Two body relaxation in CDM simulations

Abstract

N-body simulations of the hierarchical formation of cosmic structures suffer from the problem that the first objects to form always contain just a few particles. Although relaxation is not an issue for virialised objects containing millions of particles, collisional processes will always dominate within the first structures that collapse. First we quantify how the relaxation varies with resolution, softening, and radius within isolated equilibrium and non-equilibrium cuspy haloes. We then show how this numerical effect propagates through a merging hierarchy by measuring the local relaxation rates of each particle throughout the hierarchical formation of a dark matter halo. The central few percent of the final structures suffer from high degrees of relaxation - a region which one might naively think is well resolved at the final time since the haloes contain approximately 10^6 particles.
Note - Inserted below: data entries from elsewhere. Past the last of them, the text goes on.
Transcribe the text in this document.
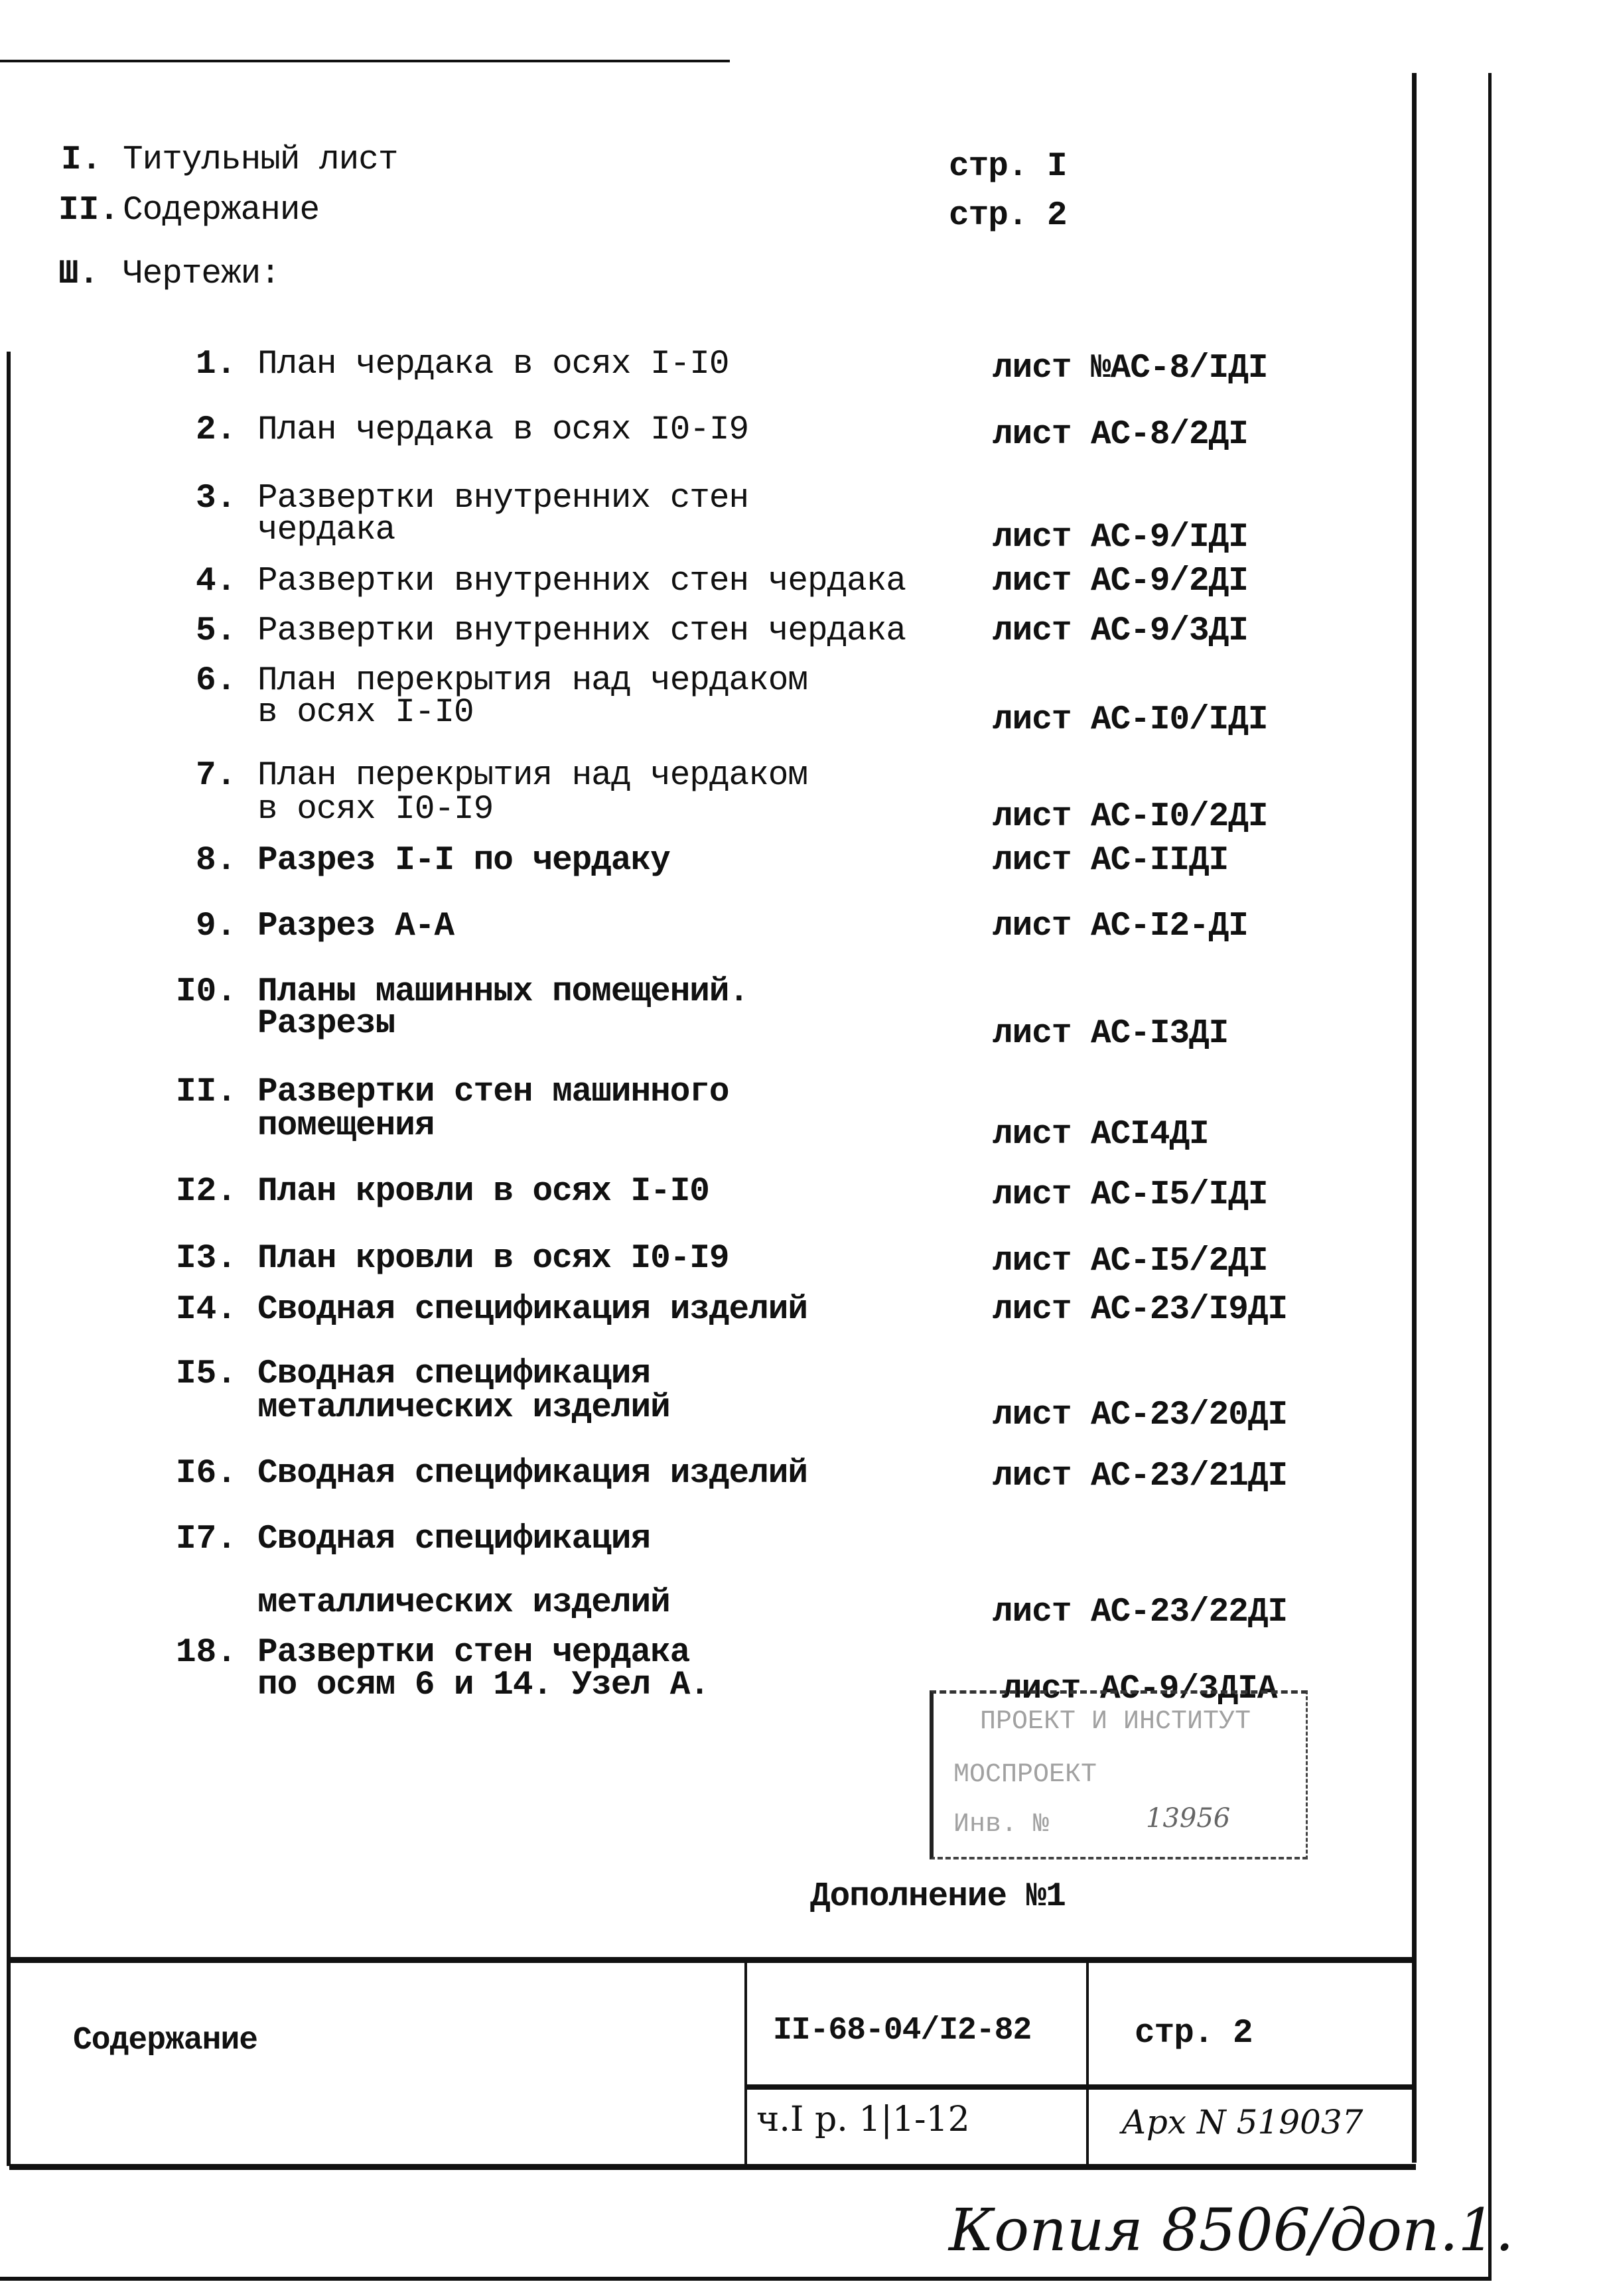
I. Титульный лист	стр. I
II. Содержание	стр. 2
Ш. Чертежи:
1. План чердака в осях I-I0	лист №АС-8/IДI
2. План чердака в осях I0-I9	лист АС-8/2ДI
3. Развертки внутренних стен
чердака	лист АС-9/IДI
4. Развертки внутренних стен чердака	лист АС-9/2ДI
5. Развертки внутренних стен чердака	лист АС-9/3ДI
6. План перекрытия над чердаком
в осях I-I0	лист АС-I0/IДI
7. План перекрытия над чердаком
в осях I0-I9	лист АС-I0/2ДI
8. Разрез I-I по чердаку	лист АС-IIДI
9. Разрез А-А	лист АС-I2-ДI
I0. Планы машинных помещений.
Разрезы	лист АС-I3ДI
II. Развертки стен машинного
помещения	лист АСI4ДI
I2. План кровли в осях I-I0	лист АС-I5/IДI
I3. План кровли в осях I0-I9	лист АС-I5/2ДI
I4. Сводная спецификация изделий	лист АС-23/I9ДI
I5. Сводная спецификация
металлических изделий	лист АС-23/20ДI
I6. Сводная спецификация изделий	лист АС-23/21ДI
I7. Сводная спецификация
металлических изделий	лист АС-23/22ДI
18. Развертки стен чердака
по осям 6 и 14. Узел А.	лист АС-9/3ДIА
ПРОЕКТ И ИНСТИТУТ
МОСПРОЕКТ
Инв. №	13956
Дополнение №1
Содержание	II-68-04/I2-82	стр. 2
ч.I р. 1|1-12	Арх N 519037
Копия 8506/доп.1.
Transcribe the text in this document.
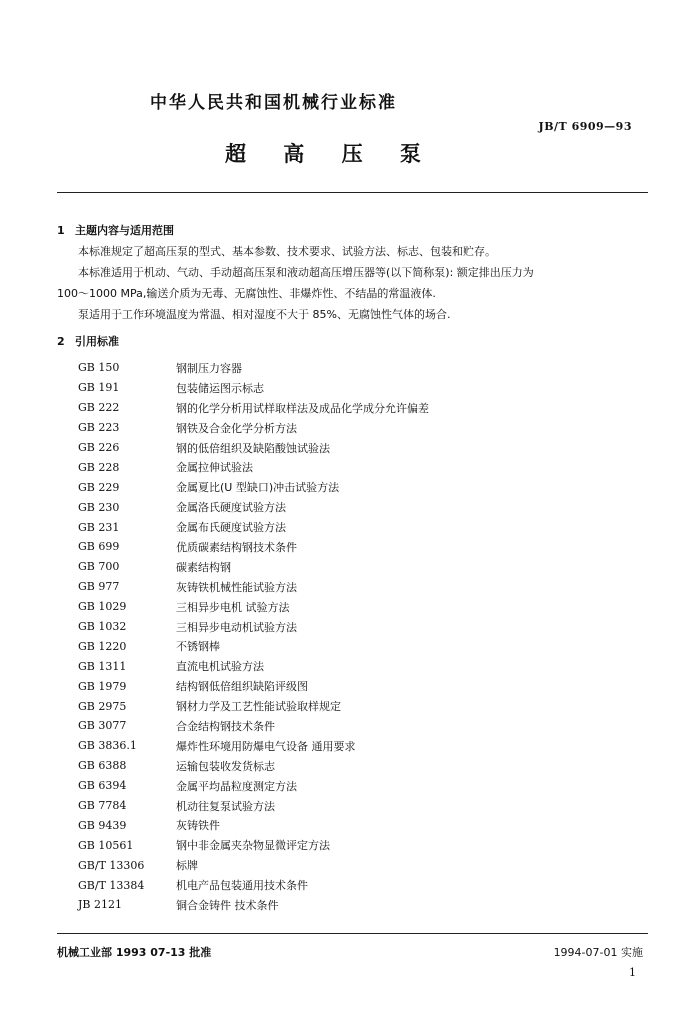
中华人民共和国机械行业标准
JB/T 6909—93
超 高 压 泵
1 主题内容与适用范围
本标准规定了超高压泵的型式、基本参数、技术要求、试验方法、标志、包装和贮存。
本标准适用于机动、气动、手动超高压泵和液动超高压增压器等(以下简称泵): 额定排出压力为
100～1000 MPa,输送介质为无毒、无腐蚀性、非爆炸性、不结晶的常温液体.
泵适用于工作环境温度为常温、相对湿度不大于 85%、无腐蚀性气体的场合.
2 引用标准
GB 150	钢制压力容器
GB 191	包装储运图示标志
GB 222	钢的化学分析用试样取样法及成品化学成分允许偏差
GB 223	钢铁及合金化学分析方法
GB 226	钢的低倍组织及缺陷酸蚀试验法
GB 228	金属拉伸试验法
GB 229	金属夏比(U 型缺口)冲击试验方法
GB 230	金属洛氏硬度试验方法
GB 231	金属布氏硬度试验方法
GB 699	优质碳素结构钢技术条件
GB 700	碳素结构钢
GB 977	灰铸铁机械性能试验方法
GB 1029	三相异步电机 试验方法
GB 1032	三相异步电动机试验方法
GB 1220	不锈钢棒
GB 1311	直流电机试验方法
GB 1979	结构钢低倍组织缺陷评级图
GB 2975	钢材力学及工艺性能试验取样规定
GB 3077	合金结构钢技术条件
GB 3836.1	爆炸性环境用防爆电气设备 通用要求
GB 6388	运输包装收发货标志
GB 6394	金属平均晶粒度测定方法
GB 7784	机动往复泵试验方法
GB 9439	灰铸铁件
GB 10561	钢中非金属夹杂物显微评定方法
GB/T 13306	标牌
GB/T 13384	机电产品包装通用技术条件
JB 2121	铜合金铸件 技术条件
机械工业部 1993 07-13 批准	1994-07-01 实施
1
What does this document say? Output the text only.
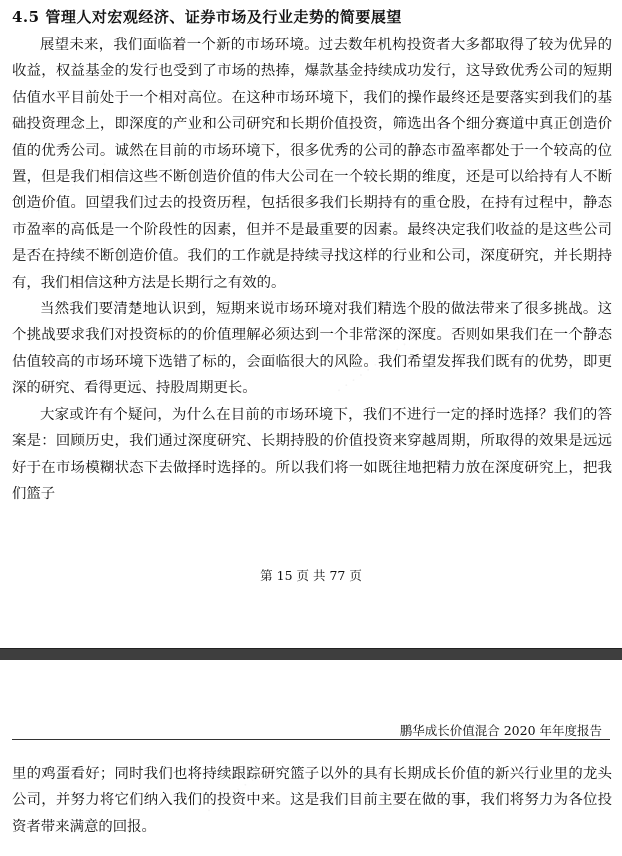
· · · · · · · · · ·
· · · · · · · · · ·
4.5 管理人对宏观经济、证券市场及行业走势的简要展望

展望未来，我们面临着一个新的市场环境。过去数年机构投资者大多都取得了较为优异的收益，权益基金的发行也受到了市场的热捧，爆款基金持续成功发行，这导致优秀公司的短期估值水平目前处于一个相对高位。在这种市场环境下，我们的操作最终还是要落实到我们的基础投资理念上，即深度的产业和公司研究和长期价值投资，筛选出各个细分赛道中真正创造价值的优秀公司。诚然在目前的市场环境下，很多优秀的公司的静态市盈率都处于一个较高的位置，但是我们相信这些不断创造价值的伟大公司在一个较长期的维度，还是可以给持有人不断创造价值。回望我们过去的投资历程，包括很多我们长期持有的重仓股，在持有过程中，静态市盈率的高低是一个阶段性的因素，但并不是最重要的因素。最终决定我们收益的是这些公司是否在持续不断创造价值。我们的工作就是持续寻找这样的行业和公司，深度研究，并长期持有，我们相信这种方法是长期行之有效的。

当然我们要清楚地认识到，短期来说市场环境对我们精选个股的做法带来了很多挑战。这个挑战要求我们对投资标的的价值理解必须达到一个非常深的深度。否则如果我们在一个静态估值较高的市场环境下选错了标的，会面临很大的风险。我们希望发挥我们既有的优势，即更深的研究、看得更远、持股周期更长。

大家或许有个疑问，为什么在目前的市场环境下，我们不进行一定的择时选择？我们的答案是：回顾历史，我们通过深度研究、长期持股的价值投资来穿越周期，所取得的效果是远远好于在市场模糊状态下去做择时选择的。所以我们将一如既往地把精力放在深度研究上，把我们篮子

第 15 页 共 77 页
· · · · · · · · · ·
鹏华成长价值混合 2020 年年度报告

里的鸡蛋看好；同时我们也将持续跟踪研究篮子以外的具有长期成长价值的新兴行业里的龙头公司，并努力将它们纳入我们的投资中来。这是我们目前主要在做的事，我们将努力为各位投资者带来满意的回报。
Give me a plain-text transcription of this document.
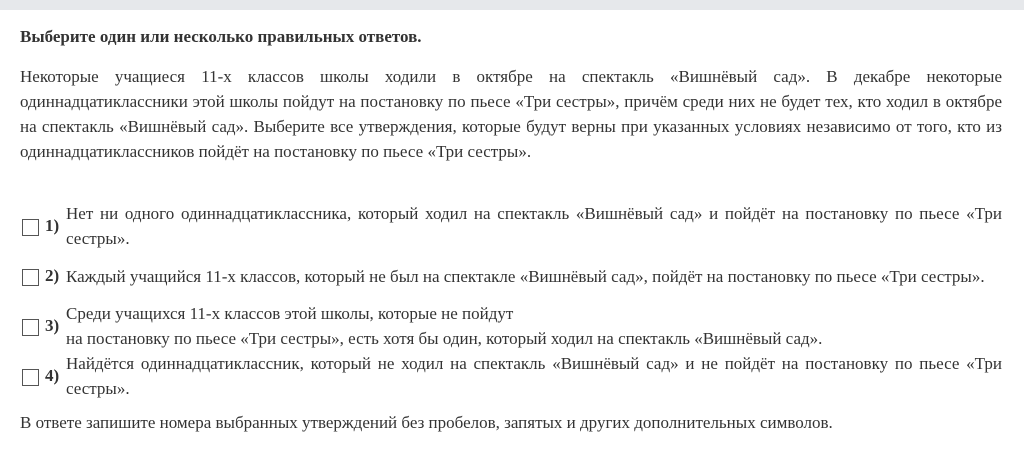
Выберите один или несколько правильных ответов.

Некоторые учащиеся 11-х классов школы ходили в октябре на спектакль «Вишнёвый сад». В декабре некоторые одиннадцатиклассники этой школы пойдут на постановку по пьесе «Три сестры», причём среди них не будет тех, кто ходил в октябре на спектакль «Вишнёвый сад». Выберите все утверждения, которые будут верны при указанных условиях независимо от того, кто из одиннадцатиклассников пойдёт на постановку по пьесе «Три сестры».

1)
Нет ни одного одиннадцатиклассника, который ходил на спектакль «Вишнёвый сад» и пойдёт на постановку по пьесе «Три сестры».
2) Каждый учащийся 11-х классов, который не был на спектакле «Вишнёвый сад», пойдёт на постановку по пьесе «Три сестры».
3)
Среди учащихся 11-х классов этой школы, которые не пойдут
на постановку по пьесе «Три сестры», есть хотя бы один, который ходил на спектакль «Вишнёвый сад».
4)
Найдётся одиннадцатиклассник, который не ходил на спектакль «Вишнёвый сад» и не пойдёт на постановку по пьесе «Три сестры».
В ответе запишите номера выбранных утверждений без пробелов, запятых и других дополнительных символов.
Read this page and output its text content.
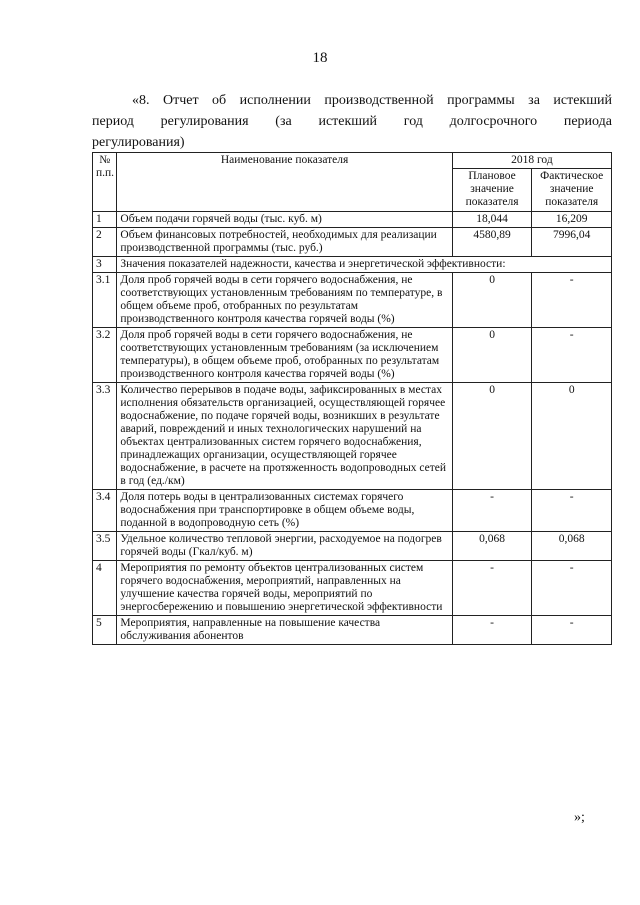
18
«8. Отчет об исполнении производственной программы за истекший
период регулирования (за истекший год долгосрочного периода
регулирования)
№ п.п.	Наименование показателя	2018 год	
		Плановое значение показателя	Фактическое значение показателя
1	Объем подачи горячей воды (тыс. куб. м)	18,044	16,209
2	Объем финансовых потребностей, необходимых для реализации производственной программы (тыс. руб.)	4580,89	7996,04
3	Значения показателей надежности, качества и энергетической эффективности:		
3.1	Доля проб горячей воды в сети горячего водоснабжения, не соответствующих установленным требованиям по температуре, в общем объеме проб, отобранных по результатам производственного контроля качества горячей воды (%)	0	-
3.2	Доля проб горячей воды в сети горячего водоснабжения, не соответствующих установленным требованиям (за исключением температуры), в общем объеме проб, отобранных по результатам производственного контроля качества горячей воды (%)	0	-
3.3	Количество перерывов в подаче воды, зафиксированных в местах исполнения обязательств организацией, осуществляющей горячее водоснабжение, по подаче горячей воды, возникших в результате аварий, повреждений и иных технологических нарушений на объектах централизованных систем горячего водоснабжения, принадлежащих организации, осуществляющей горячее водоснабжение, в расчете на протяженность водопроводных сетей в год (ед./км)	0	0
3.4	Доля потерь воды в централизованных системах горячего водоснабжения при транспортировке в общем объеме воды, поданной в водопроводную сеть (%)	-	-
3.5	Удельное количество тепловой энергии, расходуемое на подогрев горячей воды (Гкал/куб. м)	0,068	0,068
4	Мероприятия по ремонту объектов централизованных систем горячего водоснабжения, мероприятий, направленных на улучшение качества горячей воды, мероприятий по энергосбережению и повышению энергетической эффективности	-	-
5	Мероприятия, направленные на повышение качества обслуживания абонентов	-	-
»;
The entire haloes have a degree of relaxation larger than unity which implies that the energy of any particle has been numerical changed by of order itself. We show that relaxation will flatten a cusp in just a few mean relaxation times of a halo. We explore the effect of resolution on the degree of relaxation and we find that increasing N slowly reduces the degree of relaxation proportional to N^{-0.25} rather than proportional to 1/N as expected from the Vlasov equation. Cluster mass objects suffer most from relaxation since they form relatively late and therefore more of the particles spend more time in small N haloes.